This is Ponce's premier art museum. Designed by Edward Durrel Stone, it has 14 galleries containing about 3,000 pieces. This includes many by local artists. Dedicated in 1965, it was founded by Luis A. Ferré. This fine collection is a must-see for any art lover visiting Ponce.
Pedro Adolfo de Castro designed this building for the wealthy sugar cane magnate Eugenio Serrallés. It was built in 1926, on the south side of El Vigia, a hill overlooking Ponce. Today, it's a museum, with exhibits about the Serralles family and the sugar industry. Guided tours explain everything. No photos are allowed inside the house, but the garden offers some fine opportunities. The house also affords a great view of the city.

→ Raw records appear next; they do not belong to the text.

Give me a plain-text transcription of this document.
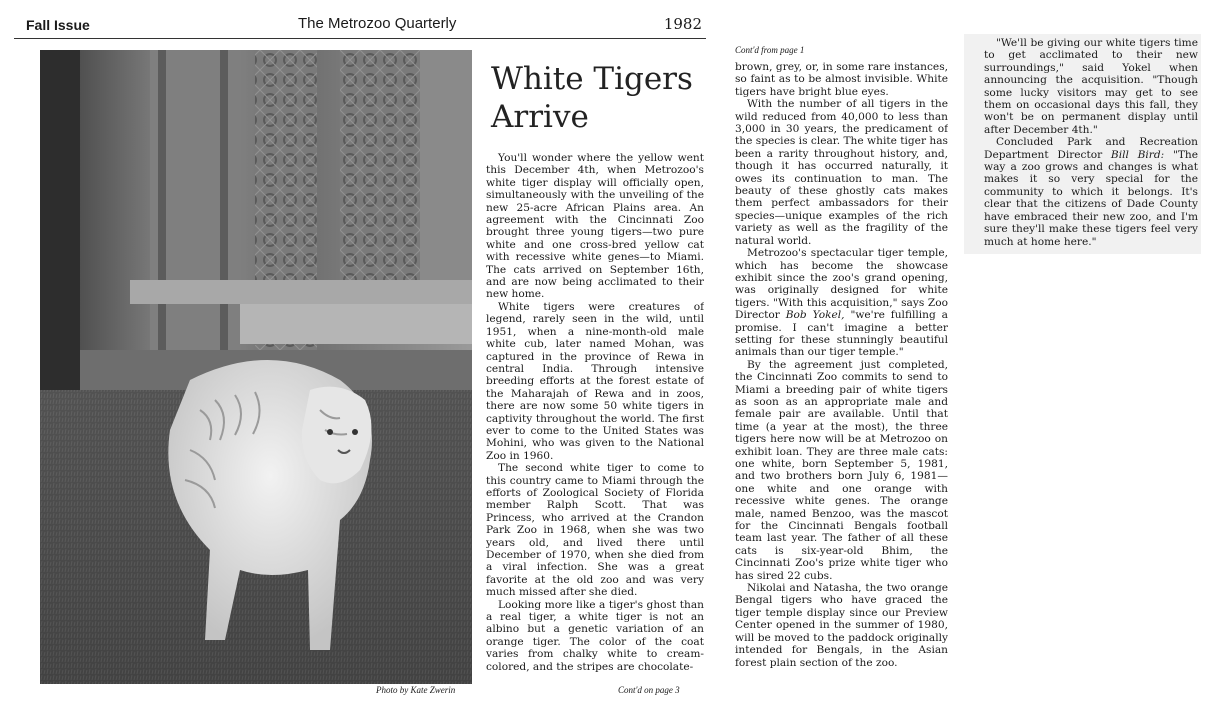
Fall Issue	The Metrozoo Quarterly	1982
Photo by Kate Zwerin
White Tigers
Arrive

You'll wonder where the yellow went this December 4th, when Metrozoo's white tiger display will officially open, simultaneously with the unveiling of the new 25-acre African Plains area. An agreement with the Cincinnati Zoo brought three young tigers—two pure white and one cross-bred yellow cat with recessive white genes—to Miami. The cats arrived on September 16th, and are now being acclimated to their new home.

White tigers were creatures of legend, rarely seen in the wild, until 1951, when a nine-month-old male white cub, later named Mohan, was captured in the province of Rewa in central India. Through intensive breeding efforts at the forest estate of the Maharajah of Rewa and in zoos, there are now some 50 white tigers in captivity throughout the world. The first ever to come to the United States was Mohini, who was given to the National Zoo in 1960.

The second white tiger to come to this country came to Miami through the efforts of Zoological Society of Florida member Ralph Scott. That was Princess, who arrived at the Crandon Park Zoo in 1968, when she was two years old, and lived there until December of 1970, when she died from a viral infection. She was a great favorite at the old zoo and was very much missed after she died.

Looking more like a tiger's ghost than a real tiger, a white tiger is not an albino but a genetic variation of an orange tiger. The color of the coat varies from chalky white to cream-colored, and the stripes are chocolate-

Cont'd on page 3
Cont'd from page 1

brown, grey, or, in some rare instances, so faint as to be almost invisible. White tigers have bright blue eyes.

With the number of all tigers in the wild reduced from 40,000 to less than 3,000 in 30 years, the predicament of the species is clear. The white tiger has been a rarity throughout history, and, though it has occurred naturally, it owes its continuation to man. The beauty of these ghostly cats makes them perfect ambassadors for their species—unique examples of the rich variety as well as the fragility of the natural world.

Metrozoo's spectacular tiger temple, which has become the showcase exhibit since the zoo's grand opening, was originally designed for white tigers. "With this acquisition," says Zoo Director Bob Yokel, "we're fulfilling a promise. I can't imagine a better setting for these stunningly beautiful animals than our tiger temple."

By the agreement just completed, the Cincinnati Zoo commits to send to Miami a breeding pair of white tigers as soon as an appropriate male and female pair are available. Until that time (a year at the most), the three tigers here now will be at Metrozoo on exhibit loan. They are three male cats: one white, born September 5, 1981, and two brothers born July 6, 1981—one white and one orange with recessive white genes. The orange male, named Benzoo, was the mascot for the Cincinnati Bengals football team last year. The father of all these cats is six-year-old Bhim, the Cincinnati Zoo's prize white tiger who has sired 22 cubs.

Nikolai and Natasha, the two orange Bengal tigers who have graced the tiger temple display since our Preview Center opened in the summer of 1980, will be moved to the paddock originally intended for Bengals, in the Asian forest plain section of the zoo.

"We'll be giving our white tigers time to get acclimated to their new surroundings," said Yokel when announcing the acquisition. "Though some lucky visitors may get to see them on occasional days this fall, they won't be on permanent display until after December 4th."

Concluded Park and Recreation Department Director Bill Bird: "The way a zoo grows and changes is what makes it so very special for the community to which it belongs. It's clear that the citizens of Dade County have embraced their new zoo, and I'm sure they'll make these tigers feel very much at home here."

Lt. Col. Maximo Meana, of the Spanish Army, designed this unusual building, which was built in 1882. It was part of Puerto Rico's agricultural exhibition, meant to be only temporary. The next year, a giant fire swept through the city, but the firemen put it out. In gratitude, the city made this their permanent home.

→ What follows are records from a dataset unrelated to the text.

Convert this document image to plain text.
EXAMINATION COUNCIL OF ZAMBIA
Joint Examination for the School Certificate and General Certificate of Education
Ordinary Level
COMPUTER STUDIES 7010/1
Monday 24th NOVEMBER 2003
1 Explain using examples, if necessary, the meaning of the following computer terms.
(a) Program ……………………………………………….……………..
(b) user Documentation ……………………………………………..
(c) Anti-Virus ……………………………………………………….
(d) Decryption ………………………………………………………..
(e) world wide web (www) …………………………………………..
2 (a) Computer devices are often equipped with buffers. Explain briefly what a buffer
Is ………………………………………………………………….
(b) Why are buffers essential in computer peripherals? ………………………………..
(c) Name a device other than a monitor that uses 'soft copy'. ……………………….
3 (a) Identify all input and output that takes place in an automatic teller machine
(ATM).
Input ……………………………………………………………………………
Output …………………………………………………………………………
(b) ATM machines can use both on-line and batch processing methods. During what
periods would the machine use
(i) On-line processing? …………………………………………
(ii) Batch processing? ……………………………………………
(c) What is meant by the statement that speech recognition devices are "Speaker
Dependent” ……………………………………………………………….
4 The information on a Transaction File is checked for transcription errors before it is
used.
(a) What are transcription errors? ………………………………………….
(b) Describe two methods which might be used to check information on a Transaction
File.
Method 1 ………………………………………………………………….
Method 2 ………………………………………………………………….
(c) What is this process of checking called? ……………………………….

Today, it's a museum dedicated to the city's firemen. Any visitor to Ponce should see this flamboyant, unique structure.
This beautiful church is comparable to the one in San Juan. The first chapel was built here in 1670, followed by a larger one in 1839. The Pope declared it a cathedral in 1924. Damaged by earthquakes, it has undergone a number of renovations and restorations.
In English: Plaza of Delights. This is where everything is. A block out of the plaza, almost everything still needs to be renovated, but inside the plaza, it looks like it would have in the early 20th century, and it's very enchanting. Almost everything worth seeing sight-seeing wise is here or a block or two away. In the picture are the fountains of the lions and a statue dedicated to Luís Muñoz Rivera, and on the southern side is a statue dedicated to Federico Degetau.
A really beautiful fountain when it's on, it's nice to just sit on a park bench and watch it and the birds. It's a great place to do people-watching while eating your gelatto and reading a book. This fountain was dedicated to the man the city is named for: Juan Ponce de León.
Construction of this church began in 1670, but it was definately less intricate and more rustic. The catherdal you see today was a part of a design that began to be constructed in 1835, and finished in 1839. However, it was destroyed during the earthquake in 1918, but rebuilt in 1924. Now with an amazing interior and façade, the cathedral is certainly a sight to see. It's still used today, and the day we were there, there was a funeral taking place, so we didn't dare go inside. So take that into consideration. They keep the doors open during the day, so just look inside and if there's something going on in there, please be polite and respect the services.
A perfect example of Ponceño arquitecture, it was built in 1900 as a mansion for a very important Ponceño man. Now it's used as the Regional Office of the Institute of Puerto Rican Culture, and it's the place to go if you want to know if something festive is going to happen soon in Ponce.
Originally constructed in a neoclassical style in 1864, it's been partially distroyed in an earthquake and burned to the ground in a big fire. It was later rebuilt in 1941 to the same original design. Now, you will see local performances here.
Everything you see about Ponce anywhere you go will have a picture of the domineering façade of the Parque de Bombas. Originally built in the 1860s by the Ponceño population after most of the city was killed in a major fire that raged out of control. Later remodeled in 1883, the firehouse finally got funding from the Ponceño government. Now permanently closed, but open to the public to browse inside and look around. Be sure to talk to the man at the table on the left-hand side. He knows a lot more information about the firehouse than I can remember. He also has great reccomendations about the places you should go to in the city if you have time to see the rest of it.
You must definitely take a walk around the city center of Ponce. You will see the beautiful houses in the “colonial” style. Most of them were owned by affluent families that came to Ponce when the Spanish Government, to stimulate commerce, offered free land for the wealthy to administer. Many used their money to build the houses that are kept like monuments today
Here is Ponce's central city plaza, the Plaza of Delights. With the lovely Cathedral, the Parque de Bombas, and a number of fountains and statues, this is truly a delightful place.
At the docks where tourists congregate, there are plenty of fish and pelicans. I did not see anyone feeding them so what draws them to this spot?
Originally constructed in 1922 as a casino, now it's used as a government office, and is a center that you can contact for any activities that are happening nearby.